= David Hamilton (tenor) =

Scottish-born Australian operatic tenor

David Mulvenna Hamilton (born 22 March 1960) is a Scottish-born Australian operatic tenor.

== Career ==
Hamilton studied voice and flute at Napier College in Edinburgh, and at The Royal Scottish Academy of Music and Dance. His teachers included Grant Dickson, Robert Gard and Lillian Liddell.

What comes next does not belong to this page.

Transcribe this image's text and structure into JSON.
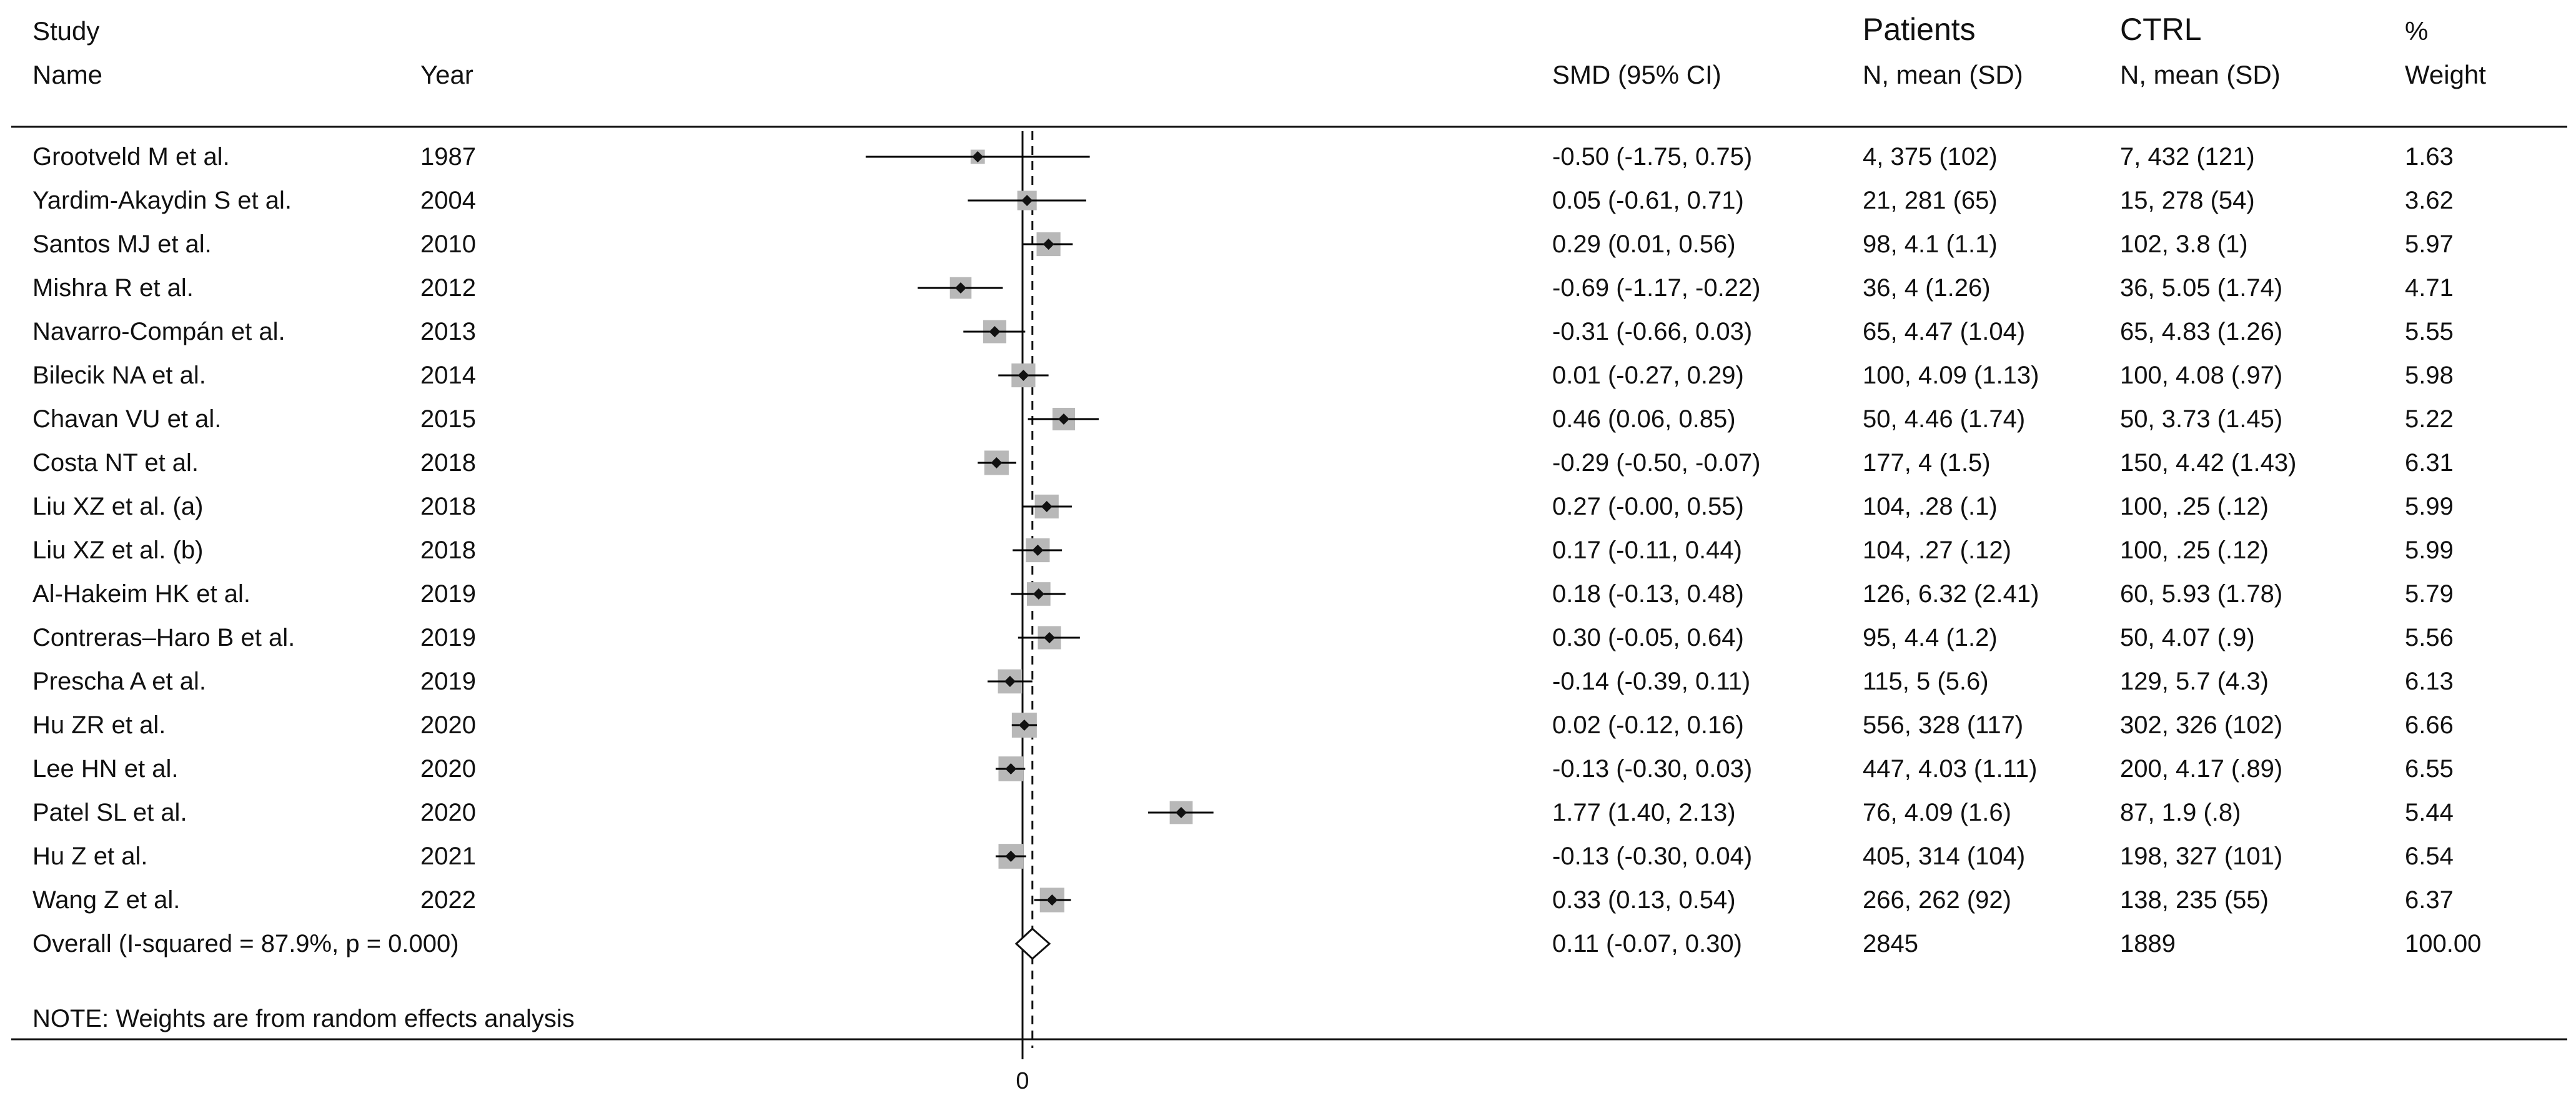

He moved to Sydney, Australia in 1979. He was a member of the vocal ensemble The Song Company from 1986 to 1991, being a full-time member in 1996. Performances have included the tenor roles in oratorios with all the major orchestras in Australia and New Zealand; he has also performed in the United Kingdom, Germany, Japan and China. His repertoire includes Handel's Messiah, Bach's Passions, Haydn's The Creation, Britten's War Requiem and Elgar's Dream of Gerontius. A review in the Wellington Post wrote about his performance as the Evangelist: "Most remarkable of the soloists was David Hamilton. His words tumbled out as if he was dramatizing a remarkable event of last week with a voice of wide range and power and a particularly arresting top."

On the opera stage, he has performed in the title role of Britten's Albert Herring, Tamino in Mozart's Die Zauberflöte and Loge in Wagner's Das Rheingold. In 2007 he performed at the title role of Wagner's Lohengrin at the Saarbrücken Opera House.

Hamilton has performed at many theatres and festivals, including the Australian Opera in Sydney, the West Australian Opera in Perth, the Queensland Opera in Brisbane, the South Australian Opera in Adelaide, the New Zealand Opera in Auckland, the Wellington Opera in Wellington, New Zealand and the New Zealand Festival. In Europe he has performed at the Scottish Opera in Glasgow and the Edinburgh Festival, and the Halle Handel Festival.